Onelin Capital Corporation

Design Review Board Recommends Approval for Design of OneX

Seattle’s University District could soon see the construction of a new multifamily project. A proposal for two towers that would bring hundreds of residential units to the city was presented to Seattle’s Northeast Design Review Board during a meeting on Monday, and the board voted to recommend that the design be approved by the Seattle Department of Construction & Inspections. OneLin Capital Corporation is the project developer, and the designer is MZA Architects.

The project would be located at 4522 Roosevelt Way NE and would consist of two towers, according to plans. Each tower would stand at 22 stories and primarily comprise residential space but each would also feature retail uses at the ground level. Both towers would share a central public plaza, and the proposal includes two levels of underground parking with 224 vehicle stalls. 

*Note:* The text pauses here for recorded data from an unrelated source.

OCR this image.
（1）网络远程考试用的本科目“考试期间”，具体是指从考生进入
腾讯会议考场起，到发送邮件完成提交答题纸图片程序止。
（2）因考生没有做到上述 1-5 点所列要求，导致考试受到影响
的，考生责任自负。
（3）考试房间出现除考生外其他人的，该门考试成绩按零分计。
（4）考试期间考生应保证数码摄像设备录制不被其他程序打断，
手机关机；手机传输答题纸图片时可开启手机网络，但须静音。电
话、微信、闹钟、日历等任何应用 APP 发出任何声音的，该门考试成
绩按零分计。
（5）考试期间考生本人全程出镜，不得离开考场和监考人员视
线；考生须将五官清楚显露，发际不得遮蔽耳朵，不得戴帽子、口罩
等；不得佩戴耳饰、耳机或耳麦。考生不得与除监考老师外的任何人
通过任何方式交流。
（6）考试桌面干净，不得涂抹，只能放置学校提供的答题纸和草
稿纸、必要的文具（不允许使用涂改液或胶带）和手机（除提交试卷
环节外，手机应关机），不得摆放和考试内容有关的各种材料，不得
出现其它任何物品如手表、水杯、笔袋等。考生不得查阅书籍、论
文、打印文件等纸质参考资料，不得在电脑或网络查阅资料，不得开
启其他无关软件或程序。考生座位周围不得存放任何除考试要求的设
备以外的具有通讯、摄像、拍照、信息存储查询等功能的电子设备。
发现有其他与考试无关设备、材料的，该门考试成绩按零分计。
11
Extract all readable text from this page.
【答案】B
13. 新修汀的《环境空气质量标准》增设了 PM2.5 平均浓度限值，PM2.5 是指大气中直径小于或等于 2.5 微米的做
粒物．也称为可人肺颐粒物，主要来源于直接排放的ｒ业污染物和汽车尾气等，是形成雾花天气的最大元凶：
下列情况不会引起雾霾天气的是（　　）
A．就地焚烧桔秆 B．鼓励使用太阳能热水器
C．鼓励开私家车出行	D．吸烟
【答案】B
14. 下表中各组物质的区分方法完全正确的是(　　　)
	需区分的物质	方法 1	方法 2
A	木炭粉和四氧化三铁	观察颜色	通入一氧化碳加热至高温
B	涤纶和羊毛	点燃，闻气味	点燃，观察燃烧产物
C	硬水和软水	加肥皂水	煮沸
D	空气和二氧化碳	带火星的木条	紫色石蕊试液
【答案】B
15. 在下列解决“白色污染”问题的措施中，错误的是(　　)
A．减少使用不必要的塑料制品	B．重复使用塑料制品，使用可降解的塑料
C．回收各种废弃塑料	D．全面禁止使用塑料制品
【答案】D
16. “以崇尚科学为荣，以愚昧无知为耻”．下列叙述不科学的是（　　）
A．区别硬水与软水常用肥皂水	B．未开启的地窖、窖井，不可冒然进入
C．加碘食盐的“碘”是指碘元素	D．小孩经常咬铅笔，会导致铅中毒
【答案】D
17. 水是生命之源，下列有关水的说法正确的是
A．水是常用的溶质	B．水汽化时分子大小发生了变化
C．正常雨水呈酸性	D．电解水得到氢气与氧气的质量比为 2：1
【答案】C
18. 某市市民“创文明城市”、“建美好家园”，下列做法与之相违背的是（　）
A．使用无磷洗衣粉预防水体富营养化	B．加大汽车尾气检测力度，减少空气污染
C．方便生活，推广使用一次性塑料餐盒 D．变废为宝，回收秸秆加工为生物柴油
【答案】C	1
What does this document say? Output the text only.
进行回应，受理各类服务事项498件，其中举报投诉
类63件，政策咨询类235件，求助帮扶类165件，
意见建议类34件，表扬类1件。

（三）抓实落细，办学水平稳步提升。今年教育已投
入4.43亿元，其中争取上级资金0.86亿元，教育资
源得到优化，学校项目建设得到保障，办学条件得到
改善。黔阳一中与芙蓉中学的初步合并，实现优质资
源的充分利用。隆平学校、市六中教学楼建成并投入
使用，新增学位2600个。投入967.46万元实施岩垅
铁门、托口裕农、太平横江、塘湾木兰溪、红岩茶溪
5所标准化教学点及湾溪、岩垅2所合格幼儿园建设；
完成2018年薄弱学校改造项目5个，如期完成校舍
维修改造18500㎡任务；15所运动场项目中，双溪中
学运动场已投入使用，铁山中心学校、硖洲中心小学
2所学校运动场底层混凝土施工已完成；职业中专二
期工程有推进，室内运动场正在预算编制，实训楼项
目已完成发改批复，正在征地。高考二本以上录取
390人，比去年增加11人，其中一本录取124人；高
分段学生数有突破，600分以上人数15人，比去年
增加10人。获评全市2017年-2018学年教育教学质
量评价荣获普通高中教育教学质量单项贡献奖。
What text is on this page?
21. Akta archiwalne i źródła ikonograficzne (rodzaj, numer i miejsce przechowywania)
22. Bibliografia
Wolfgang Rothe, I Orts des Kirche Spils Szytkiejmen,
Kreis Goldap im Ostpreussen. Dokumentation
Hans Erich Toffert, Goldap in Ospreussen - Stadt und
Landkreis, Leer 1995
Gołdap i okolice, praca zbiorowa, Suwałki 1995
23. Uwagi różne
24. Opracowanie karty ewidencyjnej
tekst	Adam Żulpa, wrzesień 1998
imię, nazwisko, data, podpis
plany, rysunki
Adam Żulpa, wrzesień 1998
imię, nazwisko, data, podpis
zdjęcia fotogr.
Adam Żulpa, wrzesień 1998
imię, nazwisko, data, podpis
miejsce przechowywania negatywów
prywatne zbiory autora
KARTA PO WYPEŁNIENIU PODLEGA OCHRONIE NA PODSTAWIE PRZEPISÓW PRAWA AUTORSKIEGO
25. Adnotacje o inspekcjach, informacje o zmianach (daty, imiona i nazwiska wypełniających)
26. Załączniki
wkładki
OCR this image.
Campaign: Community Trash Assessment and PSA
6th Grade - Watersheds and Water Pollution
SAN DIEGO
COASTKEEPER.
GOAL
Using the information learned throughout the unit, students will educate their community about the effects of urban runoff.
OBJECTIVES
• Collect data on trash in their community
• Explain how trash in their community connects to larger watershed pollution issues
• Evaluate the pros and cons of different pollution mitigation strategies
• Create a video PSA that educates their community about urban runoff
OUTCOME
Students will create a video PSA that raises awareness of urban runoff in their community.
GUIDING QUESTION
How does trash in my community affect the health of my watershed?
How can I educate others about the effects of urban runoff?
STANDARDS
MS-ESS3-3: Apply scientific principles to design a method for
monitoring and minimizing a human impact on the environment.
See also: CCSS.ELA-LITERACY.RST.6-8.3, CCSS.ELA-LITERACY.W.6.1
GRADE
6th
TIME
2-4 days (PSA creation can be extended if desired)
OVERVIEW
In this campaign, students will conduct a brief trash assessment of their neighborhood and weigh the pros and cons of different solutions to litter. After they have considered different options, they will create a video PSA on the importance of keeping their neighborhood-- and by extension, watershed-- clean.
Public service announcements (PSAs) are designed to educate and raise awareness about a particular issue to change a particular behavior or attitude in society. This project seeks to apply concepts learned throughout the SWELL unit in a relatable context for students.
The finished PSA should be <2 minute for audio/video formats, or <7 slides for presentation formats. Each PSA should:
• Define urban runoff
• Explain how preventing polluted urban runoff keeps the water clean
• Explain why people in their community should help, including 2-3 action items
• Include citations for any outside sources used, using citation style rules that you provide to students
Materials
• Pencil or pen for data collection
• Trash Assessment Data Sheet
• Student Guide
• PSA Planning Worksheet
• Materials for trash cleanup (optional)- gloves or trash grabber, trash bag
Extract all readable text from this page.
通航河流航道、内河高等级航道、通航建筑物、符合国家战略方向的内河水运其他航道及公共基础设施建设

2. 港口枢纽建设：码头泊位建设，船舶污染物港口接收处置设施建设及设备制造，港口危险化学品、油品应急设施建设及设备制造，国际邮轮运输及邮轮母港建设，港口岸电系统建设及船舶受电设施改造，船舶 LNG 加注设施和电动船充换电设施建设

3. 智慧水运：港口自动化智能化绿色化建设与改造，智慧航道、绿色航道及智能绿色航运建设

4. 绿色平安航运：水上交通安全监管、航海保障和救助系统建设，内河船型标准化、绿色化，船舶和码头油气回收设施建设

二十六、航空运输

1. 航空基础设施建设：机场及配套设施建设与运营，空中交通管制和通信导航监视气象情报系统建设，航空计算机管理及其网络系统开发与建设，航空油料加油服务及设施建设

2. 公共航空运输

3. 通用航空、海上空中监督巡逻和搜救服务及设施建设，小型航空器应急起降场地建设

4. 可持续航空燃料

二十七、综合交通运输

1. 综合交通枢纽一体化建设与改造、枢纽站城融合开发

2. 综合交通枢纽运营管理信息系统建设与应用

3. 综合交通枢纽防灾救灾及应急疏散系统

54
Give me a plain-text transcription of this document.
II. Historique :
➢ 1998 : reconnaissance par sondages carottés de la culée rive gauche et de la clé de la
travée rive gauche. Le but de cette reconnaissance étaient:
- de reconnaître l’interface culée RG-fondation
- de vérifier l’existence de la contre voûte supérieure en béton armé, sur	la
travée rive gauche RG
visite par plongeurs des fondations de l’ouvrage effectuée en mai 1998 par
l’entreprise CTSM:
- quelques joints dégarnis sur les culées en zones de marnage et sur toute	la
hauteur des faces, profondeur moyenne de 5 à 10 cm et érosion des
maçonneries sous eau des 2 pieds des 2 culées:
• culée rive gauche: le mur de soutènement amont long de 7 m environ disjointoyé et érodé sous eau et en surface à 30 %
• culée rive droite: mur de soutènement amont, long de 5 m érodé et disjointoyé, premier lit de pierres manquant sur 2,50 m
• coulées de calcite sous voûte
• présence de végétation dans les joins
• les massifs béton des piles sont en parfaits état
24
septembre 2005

In total, the towers plus the parking garage would be approximately 544,331 square feet, with 471,459 square feet of above grade space and a 72,872 square foot garage. The north tower has 313 units and about 1,324 square feet of retail space, while the south tower is planned for 272 units and slightly more retail space at 2,908 square feet. The project has no departures.

During a previous Early Design Guidance meeting, an “interlocking” massing option was proposed by the design team. That massing scheme uses modulations to break down the scale of both buildings, while also correlating to its surroundings. Peter Sherrill, MZA Architects design principal, said during Monday’s meeting that the board preferred that massing option during the previous meeting.

“Our primary objective was to create a destination that enhances and showcases the qualities of the dynamic and diverse university district,” Sherrill said. “To determine the overall design, we studied the urban fabric of the district and associated the primary design elements of the project to each of the key zones within the area – the U District and the U-W campus. They form a strong synergistic relationship reinforcing one another, but they differ significantly in terms of organization. This contrast influenced our planning approach for the project, which the board was supportive of in the last meeting.”

The buildings are intentionally spread to the far north and south allowing for the best access to light and views to the north property as well as a connected pedestrian experience on the ground plane, according to project plans. The ground plane and its connectivity to Roosevelt is the primary organizing element of the project, and the building lobbies are set back from the property line to provide a wider feel at the sidewalk and act as a transitional “porch.”

“The project is designed to bring the U District DNA from the streetscape up into the city skyline,” the proposal shows. “It creates a gathering hearth that enhances the pedestrian experience at the edge conditions on Roosevelt Way. Adapting to the collegiate, eclectic, and energetic atmosphere of the near University of Washington, the project aims to express and amplify the same vitality in its formative language.”

The board was overall pleased with the design and noted that the application was more refined and seemed more intentional. Feedback from board members included making sure that the modulation depth at the project’s south facade stayed the way it was designed, adding doors into the retail space from Roosevelt Way as long as the grading allowed for it and while the board thought the massing overall at the south facade was fine, members recommended studies to integrate some contemporary artwork or adding some texture or patterning into the blank concrete on that side.

On the north facade at the northwest corner, board members also discussed that they would like to see something that draws people toward the door at that portion of the project, such as benches or signage. Board members pointed out that the link between the two towers was positive and strong. Officials also noted that there are no real conditions attached to the design, just studies and recommendations.